25/09/2014

Trentemøller

Magazzini Generali, Milano


Reduce da quel bellissimo caleidoscopio elettronico che risponde al nome di “Lost”, il producer danese Anders Trentemøller ritorna nella nostra Milano e lo fa ancora una volta nella location perfetta per la sua poliedrica e suggestiva creatura sonora. I Magazzini Generali, storica dimora delle lunghe notti milanesi, accolgono un pubblico numeroso, piuttosto eterogeneo e ansioso di assistere allo spettacolo dell’alchimista Anders, maestro della minimal-techno prima di diventare, ad oggi, un grandioso sperimentatore musicale a tutto tondo.

Nonostante la morsa del traffico milanese del giovedì sera riusciamo ad arrivare in tempo per l’inizio del live, con la band che prende possesso del palco e scalda i motori con “Still On Fire”, oscura cavalcata elettro-pop di tipica scuola depechemodiana.
Al di là di ogni riferimento e citazionismo, quella che ascolteremo sarà una musica “viva” e dalle diverse anime, molto più umana di quanto le etichette di genere (deep-house? techno?) suggerirebbero. Canzoni notturne e pulsanti, da ascoltare in cuffia o da ballare sotto le stelle.

Nell’ora e mezza di concerto emergono sensazioni e stati d’animo contrastanti, chiaro specchio delle diverse sfaccettature e delle atmosfere evocate. C’è chi resta immobile e in religioso silenzio, lasciandosi incantare dai momenti più riflessivi e introspettivi (la morbida e crepuscolare “Candy Tongue” e l’immortale bellezza di “Miss You” su tutte), chi non riesce proprio a non scuotersi con i mulinelli meccanici à-la New Order di “River Of Life” o con la meravigliosa “Gravity”, gemma impreziosita dall’interpretazione vocale impeccabile di Marie Fisker. Insomma, ce n’è davvero per tutti i gusti e il pubblico gradisce e applaude convinto.
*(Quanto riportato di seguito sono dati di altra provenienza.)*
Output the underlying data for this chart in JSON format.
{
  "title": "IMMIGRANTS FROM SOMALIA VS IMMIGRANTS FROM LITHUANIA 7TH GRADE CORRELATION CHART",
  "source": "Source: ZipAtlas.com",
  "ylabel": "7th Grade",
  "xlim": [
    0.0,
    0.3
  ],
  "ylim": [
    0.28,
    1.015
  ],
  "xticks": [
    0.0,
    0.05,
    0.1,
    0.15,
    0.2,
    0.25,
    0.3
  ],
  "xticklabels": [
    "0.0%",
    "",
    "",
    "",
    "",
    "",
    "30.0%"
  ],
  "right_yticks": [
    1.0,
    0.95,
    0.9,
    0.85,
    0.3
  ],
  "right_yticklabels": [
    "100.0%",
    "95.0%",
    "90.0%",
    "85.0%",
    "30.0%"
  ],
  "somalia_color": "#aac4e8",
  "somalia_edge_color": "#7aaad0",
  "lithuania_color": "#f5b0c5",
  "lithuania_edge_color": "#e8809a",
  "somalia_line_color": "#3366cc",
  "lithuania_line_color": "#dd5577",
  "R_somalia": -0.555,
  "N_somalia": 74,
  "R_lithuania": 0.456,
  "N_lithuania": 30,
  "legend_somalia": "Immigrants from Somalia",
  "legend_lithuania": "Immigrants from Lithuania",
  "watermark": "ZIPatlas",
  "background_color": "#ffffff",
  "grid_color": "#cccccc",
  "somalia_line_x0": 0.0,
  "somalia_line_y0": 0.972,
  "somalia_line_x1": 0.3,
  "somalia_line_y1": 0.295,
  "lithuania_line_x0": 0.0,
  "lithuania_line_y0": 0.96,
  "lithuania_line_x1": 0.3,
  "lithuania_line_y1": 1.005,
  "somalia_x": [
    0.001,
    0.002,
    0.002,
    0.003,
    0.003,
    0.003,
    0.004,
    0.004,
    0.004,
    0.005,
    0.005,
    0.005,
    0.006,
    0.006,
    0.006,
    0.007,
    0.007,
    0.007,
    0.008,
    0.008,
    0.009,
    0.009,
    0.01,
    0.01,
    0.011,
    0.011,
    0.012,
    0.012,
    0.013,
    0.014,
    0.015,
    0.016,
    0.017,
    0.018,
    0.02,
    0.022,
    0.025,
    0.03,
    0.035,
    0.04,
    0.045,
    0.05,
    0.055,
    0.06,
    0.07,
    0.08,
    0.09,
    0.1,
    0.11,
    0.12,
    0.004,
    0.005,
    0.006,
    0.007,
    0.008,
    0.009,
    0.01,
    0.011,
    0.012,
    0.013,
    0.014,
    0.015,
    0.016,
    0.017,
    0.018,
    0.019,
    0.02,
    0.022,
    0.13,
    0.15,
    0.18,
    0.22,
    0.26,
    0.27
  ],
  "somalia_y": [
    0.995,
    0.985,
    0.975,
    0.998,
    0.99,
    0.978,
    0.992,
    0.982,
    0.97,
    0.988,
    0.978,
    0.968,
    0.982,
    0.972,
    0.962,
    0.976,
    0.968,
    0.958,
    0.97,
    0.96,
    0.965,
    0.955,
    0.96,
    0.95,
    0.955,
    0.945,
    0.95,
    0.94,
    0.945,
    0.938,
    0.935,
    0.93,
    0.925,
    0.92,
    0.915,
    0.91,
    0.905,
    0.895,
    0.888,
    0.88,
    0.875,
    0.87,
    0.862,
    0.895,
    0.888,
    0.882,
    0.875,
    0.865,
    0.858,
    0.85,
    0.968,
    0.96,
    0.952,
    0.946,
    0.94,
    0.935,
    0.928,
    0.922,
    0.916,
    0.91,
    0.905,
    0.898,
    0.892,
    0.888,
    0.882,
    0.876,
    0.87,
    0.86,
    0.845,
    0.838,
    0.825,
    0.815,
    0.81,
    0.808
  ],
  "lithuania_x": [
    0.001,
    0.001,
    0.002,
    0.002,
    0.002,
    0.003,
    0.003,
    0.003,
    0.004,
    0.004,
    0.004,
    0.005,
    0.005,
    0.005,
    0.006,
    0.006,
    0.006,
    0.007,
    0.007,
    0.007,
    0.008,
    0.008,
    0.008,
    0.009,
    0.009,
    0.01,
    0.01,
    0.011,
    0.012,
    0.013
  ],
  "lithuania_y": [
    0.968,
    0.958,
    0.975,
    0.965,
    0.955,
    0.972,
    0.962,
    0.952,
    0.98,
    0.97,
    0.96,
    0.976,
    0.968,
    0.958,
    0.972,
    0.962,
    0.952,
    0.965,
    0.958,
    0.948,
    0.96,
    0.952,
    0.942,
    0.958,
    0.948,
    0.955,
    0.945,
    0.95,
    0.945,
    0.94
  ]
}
Una continua altalena di suggestioni in cui il direttore d’orchestra Trentemøller, senza aver bisogno di dire una parola, riesce a coinvolgere e appassionare la sua gente con le sue divagazioni electro-strumentali. Non è un caso che giganti del cinema come Almodovar e Lynch siano stati sedotti dalla sua musica, mentre gli stessi Depeche Mode (dalle cui sonorità il danese attinge spesso e volentieri) lo hanno voluto in apertura alle date europee del tour di “Delta Machine”.
Dalle anarchie shoegaze di “Trails” alle escursioni nella più cupa new wave di “Come Undone”, fino all’indie-rock contaminato di “Never Stop Running”; come avrete intuito, le coordinate sono quelle di un incrocio continuo di generi e influenze musicali, il tutto tenuto insieme dal synth di questo fuoriclasse scandinavo, sempre più difficile da inquadrare e dalla parabola artistica in continua evoluzione e ancora tutta da scrivere.

Chitarre nervose e muscolari, ricami di basso e pestoni analogici si incontrano/scontrano con angeliche voci femminili e rarefatte dolcezze sintetiche, chiari retaggi dei primi anni di carriera. E così, fra nuovi pezzi di “Lost” e succosi ripescaggi del glorioso passato riletti in chiave strumentale (“Take Me Into Your Skin” e “Moan”, quest’ultima in una versione live tutta da ballare), si arriva alle deliranti distorsioni su un tappeto di battimani di “Silver Surfer, Ghost Rider Go!!!”, incendiaria e degna chiusura di un ottimo concerto.
Signori, questo è Anders Trentemøller. Ad avercene.